Most of the SMI save state area is reserved, and the handler has no way of knowing
what CPU stored there, it can only access the fields that are reserved in the spec.

Yes, if the SMI handler really insists it can see that the saved RIP points to an
instruction that follows the STI, but does that really matter? It is allowed by the
spec explicitly anyway.

Plus our SMI layout (at least for 32 bit) doesn't confirm to the X86 spec anyway,
we as I found out flat out write over the fields that have other meaning in the X86 spec.

Also I proposed to preserve the int shadow in internal kvm state and migrate
it in upper 4 bits of the 'shadow' field of struct kvm_vcpu_events.
Both Paolo and Sean proposed to store the int shadow in the SMRAM instead,
and you didn't object to this, and now after I refactored and implemented
the whole thing you suddently do.

BTW, just FYI, I found out that qemu doesn't migrate the 'shadow' field,
this needs to be fixed (not related to the issue, just FYI).

> 
> The right fix for this problem is to block SMI in an interrupt shadow,
> as is likely the case for all modern CPUs.

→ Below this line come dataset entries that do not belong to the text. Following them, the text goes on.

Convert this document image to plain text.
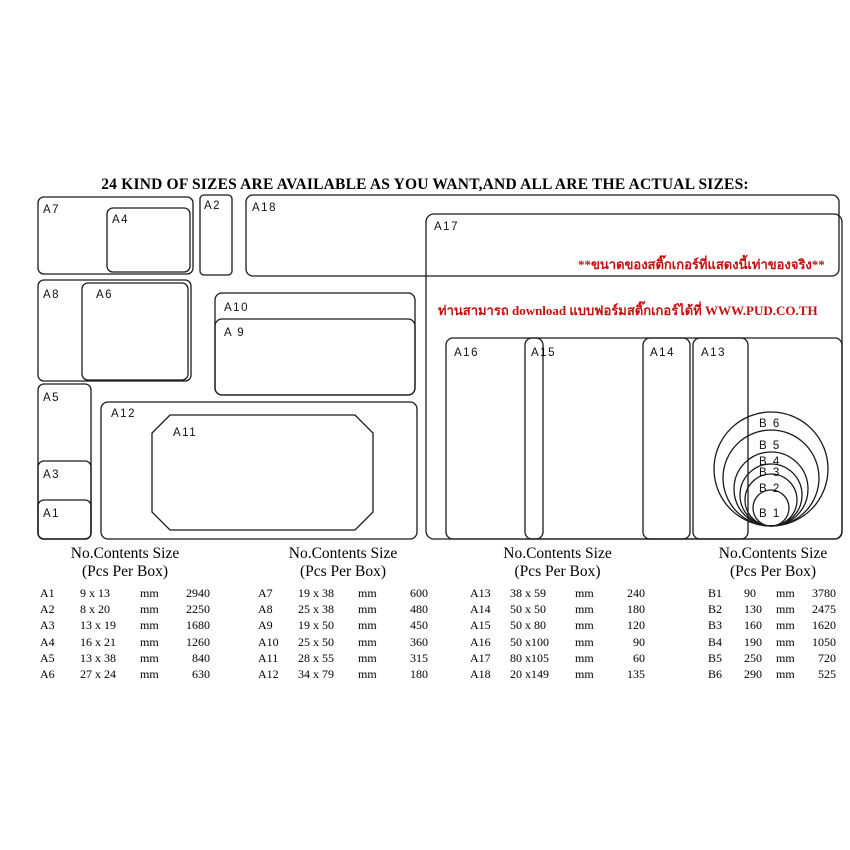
24 KIND OF SIZES ARE AVAILABLE AS YOU WANT,AND ALL ARE THE ACTUAL SIZES:
A7
A4
A2	A18
A17
A8	A6
A10
A 9
A5
A12
A11
A3
A1
A16	A15	A14 A13
B 6
B 5
B 4
B 3
B 2
B 1
**ขนาดของสติ๊กเกอร์ที่แสดงนี้เท่าของจริง**
ท่านสามารถ download แบบฟอร์มสติ๊กเกอร์ได้ที่ WWW.PUD.CO.TH
No.Contents Size
(Pcs Per Box)
A1	9 x 13	mm	2940
A2	8 x 20	mm	2250
A3	13 x 19	mm	1680
A4	16 x 21	mm	1260
A5	13 x 38	mm	840
A6	27 x 24	mm	630
No.Contents Size
(Pcs Per Box)
A7	19 x 38	mm	600
A8	25 x 38	mm	480
A9	19 x 50	mm	450
A10	25 x 50	mm	360
A11	28 x 55	mm	315
A12	34 x 79	mm	180
No.Contents Size
(Pcs Per Box)
A13	38 x 59	mm	240
A14	50 x 50	mm	180
A15	50 x 80	mm	120
A16	50 x100	mm	90
A17	80 x105	mm	60
A18	20 x149	mm	135
No.Contents Size
(Pcs Per Box)
B1	90	mm	3780
B2	130	mm	2475
B3	160	mm	1620
B4	190	mm	1050
B5	250	mm	720
B6	290	mm	525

Yes, I agree that this is the most correct fix. 

However AMD just recently posted a VNMI patch series to avoid
single stepping the CPU when NMI is blocked due to the same reason, because
it is fragile.

Do you really want KVM to single step the guest in this case, to deliver the #SMI?
I can do it, but it is bound to cause lot of trouble.

Note that I will have to do it on both Intel and AMD, as neither has support for SMI
window, unless I were to use MTF, which is broken on nested virt as you know,
so a nested hypervisor running a guest with SMI will now have to cope with broken MTF.

Note that I can't use the VIRQ hack we use for interrupt window, because there
is no guarantee that the guest's EFLAGS.IF is on.

Best regards,	
	Maxim Levitsky

> 
> > 
> > As for CPUS that neither block SMI nor preserve the int shadaw, in theory they can, but that would
> > break things, as noted in this mail
> > 
> > https://lore.kernel.org/lkml/1284913699-14986-1-git-send-email-avi@xxxxxxxxxx/
> > 
> > It is possible though that real cpu supports HLT restart flag, which makes this a non issue,
> > still. I can't rule out that a real cpu doesn't preserve the interrupt shadow on SMI, but
> > I don't see why we can't do this to make things more robust.
> 
> Because, as I said, I think you're just making stuff up...unless, of
> course, you have documentation to back this up.
>